Fugas - dicas dos leitores

Vaticano, o Estado-assombro

Por Maria João Castro

O sol desponta no horizonte quando subimos as escadas do metro do Vaticano.

Uma aragem fresca e translúcida acompanha a caminhada até um dos seus ex-líbris. O Vaticano, o Estado independente mais pequeno do mundo, baluarte da religião católica, possui uma das maiores e mais preciosas colecções de arte do mundo. Da praça da basílica destacam-se duas colunatas laterais, como braços da igreja que se abrem para enlaçar os fiéis e peregrinos do mundo inteiro.

A maior abadia do mundo mostra no seu interior o esplendor de Roma, numa depurada exibição do poder papal. Na primeira capela, à direita, a Pietà de Miguel Ângelo resguarda-se atrás de um vidro protector. Adiante, sobressai o baldaquino de Bernini e, por cima, a cúpula de Miguel Ângelo. Observo atentamente ao meu redor: escorrega-se entre a santidade e o pecado.

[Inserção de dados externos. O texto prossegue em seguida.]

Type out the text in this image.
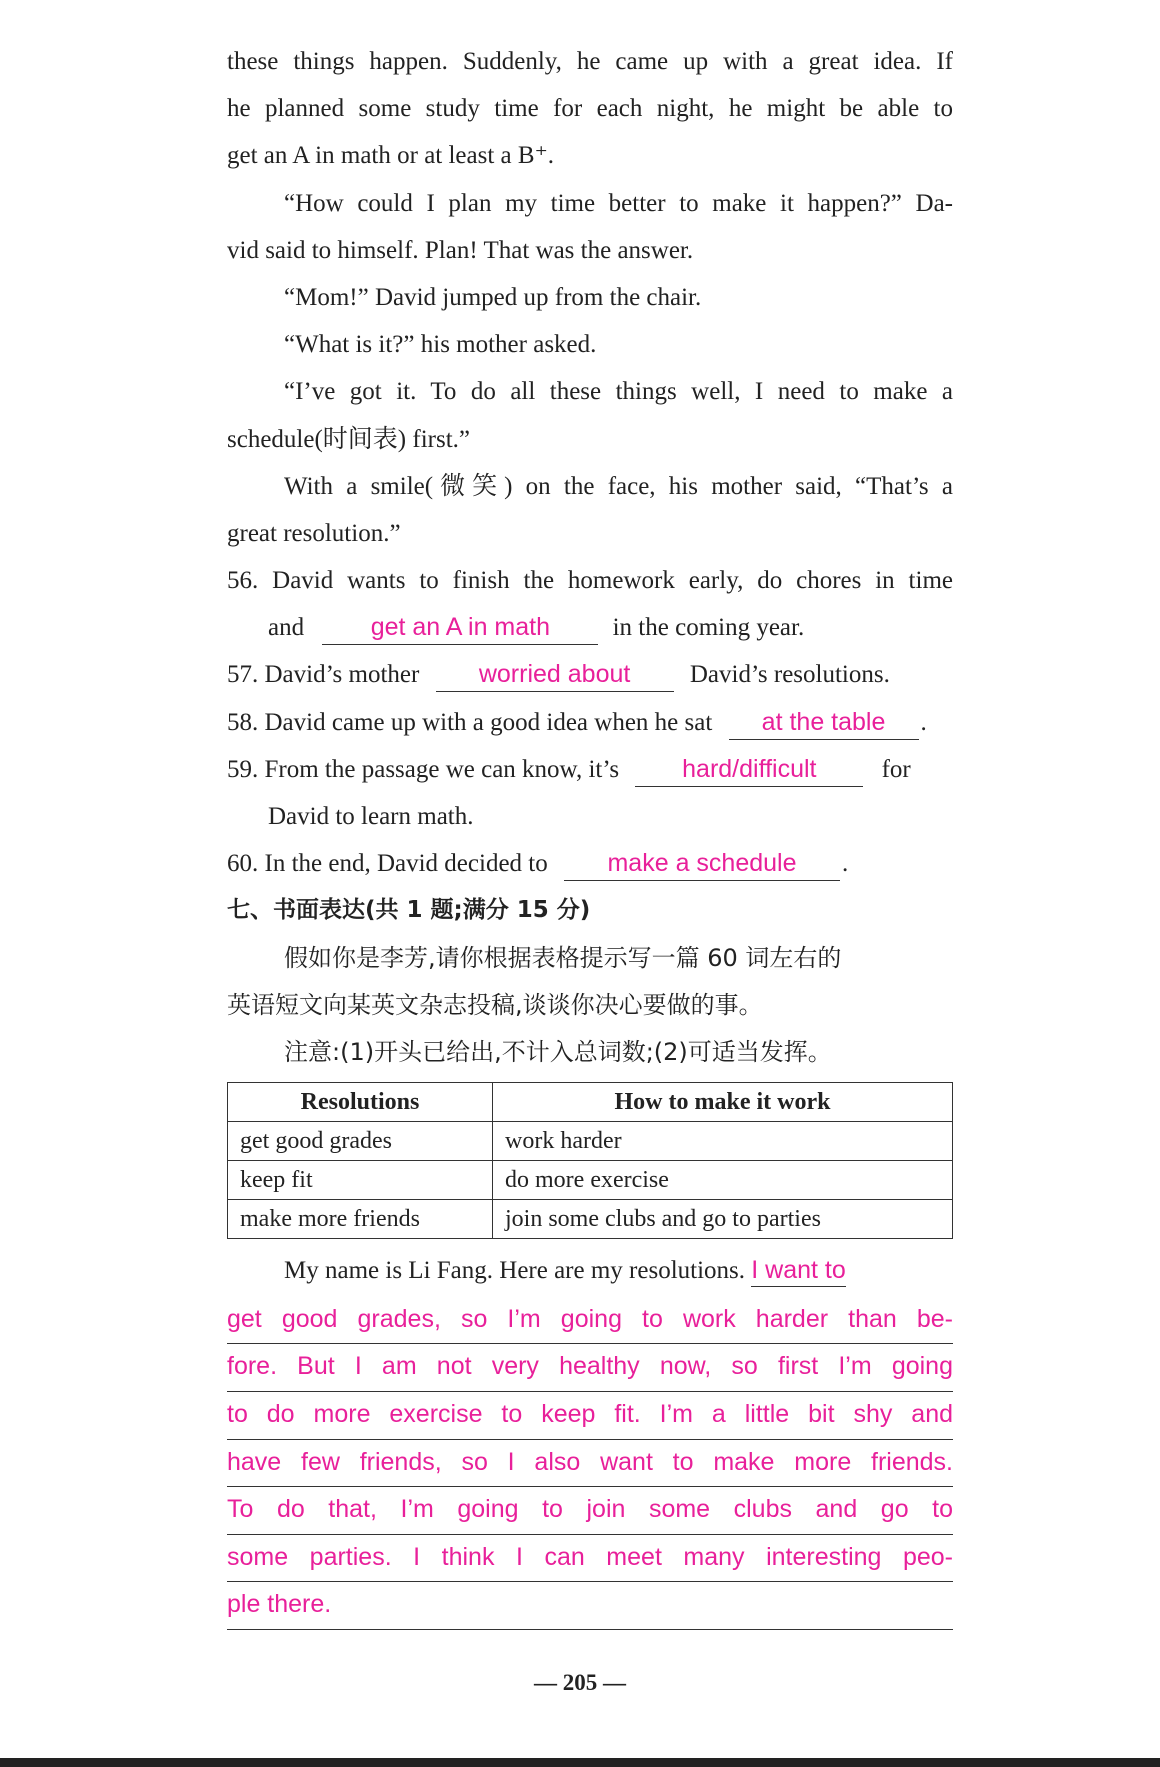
these things happen. Suddenly, he came up with a great idea. If
he planned some study time for each night, he might be able to
get an A in math or at least a B⁺.
“How could I plan my time better to make it happen?” Da-
vid said to himself. Plan! That was the answer.
“Mom!” David jumped up from the chair.
“What is it?” his mother asked.
“I’ve got it. To do all these things well, I need to make a
schedule(时间表) first.”
With a smile(微笑) on the face, his mother said, “That’s a
great resolution.”
56. David wants to finish the homework early, do chores in time
and	get an A in math	in the coming year.
57. David’s mother worried about David’s resolutions.
58. David came up with a good idea when he sat at the table .
59. From the passage we can know, it’s	hard/difficult	for
David to learn math.
60. In the end, David decided to make a schedule .
七、书面表达(共 1 题;满分 15 分)
假如你是李芳,请你根据表格提示写一篇 60 词左右的
英语短文向某英文杂志投稿,谈谈你决心要做的事。
注意:(1)开头已给出,不计入总词数;(2)可适当发挥。
Resolutions	How to make it work
get good grades	work harder
keep fit	do more exercise
make more friends	join some clubs and go to parties
My name is Li Fang. Here are my resolutions. I want to
get good grades, so I’m going to work harder than be-
fore. But I am not very healthy now, so first I’m going
to do more exercise to keep fit. I’m a little bit shy and
have few friends, so I also want to make more friends.
To do that, I’m going to join some clubs and go to
some parties. I think I can meet many interesting peo-
ple there.
— 205 —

Saio do templo. Tomo o elevador até ao terceiro andar para depois subir ainda 320 degraus até à cúpula. A magnífica simetria da colunata de Bernini pode ser convenientemente apreciada daqui: o rio ao fundo, os Museus do Vaticano vistos do alto, as villas dispersas entre o verde. A omnipresente multidão, numa onda luminosa de flashes e ao som dos zooms automáticos, procura encontrar o melhor ângulo para fotografá-lo, atravancando o pequeno corredor da cúpula.

A Capela Sistina situa-se no fim dos vários museus do Vaticano. A sua porta, ao abrir-se, solta um rescaldo de sonhos. Ao vivo, a sua pujança artística é bem mais grandiosa do que se possa imaginar. Mandada construir por Sisto IV, o recinto apresenta-se como uma obra incontornável de Miguel Ângelo, onde o mestre passou anos da sua vida entre andaimes e tintas. O seu tecto revela uma Criação de Adão orgulhosa, plena, revigorante. Nas paredes, os frescos estão assinados não só pelo pintor, mas também por Perugino e Botticelli, numa inegável prova do génio artístico. Olhando em direção ao Juízo Final, na parede ao fundo, admiro a mestria do trabalho; à volta, as janelas rasgadas por entre pinturas douradas e cenas da vida de Cristo, filtram os rasgos de luz de uma forma que dilata ainda mais o colorido e o recorte das figuras exibidas. Simultaneamente, a claridade faz saltar as imagens, transformando-as em modelos vivos, que passeiam entre nós como fantasmas multicolores ou sombras inocentes.

À saída, ainda percorro algumas alas dos Museus do Vaticano. Paro aqui e ali, arremessada pela quantidade e qualidade da produção artística que estas paredes encerram. Os minutos passam céleres e as portas do edifício são, enfim, encerradas.

Encontro-me de novo na praça desolada. Saio do Vaticano. A sua posição — Estado dentro de outro Estado — foi garantida pelo Tratado de Latrão, em 1929: chefiado pelo Papa, não é mais do que um grande quarteirão dentro de Roma. As ruas encontram-se agora desertas, convidando ao passeio, enquanto uma espessa neblina sugere espectros beatos, que rodopiam à nossa passagem.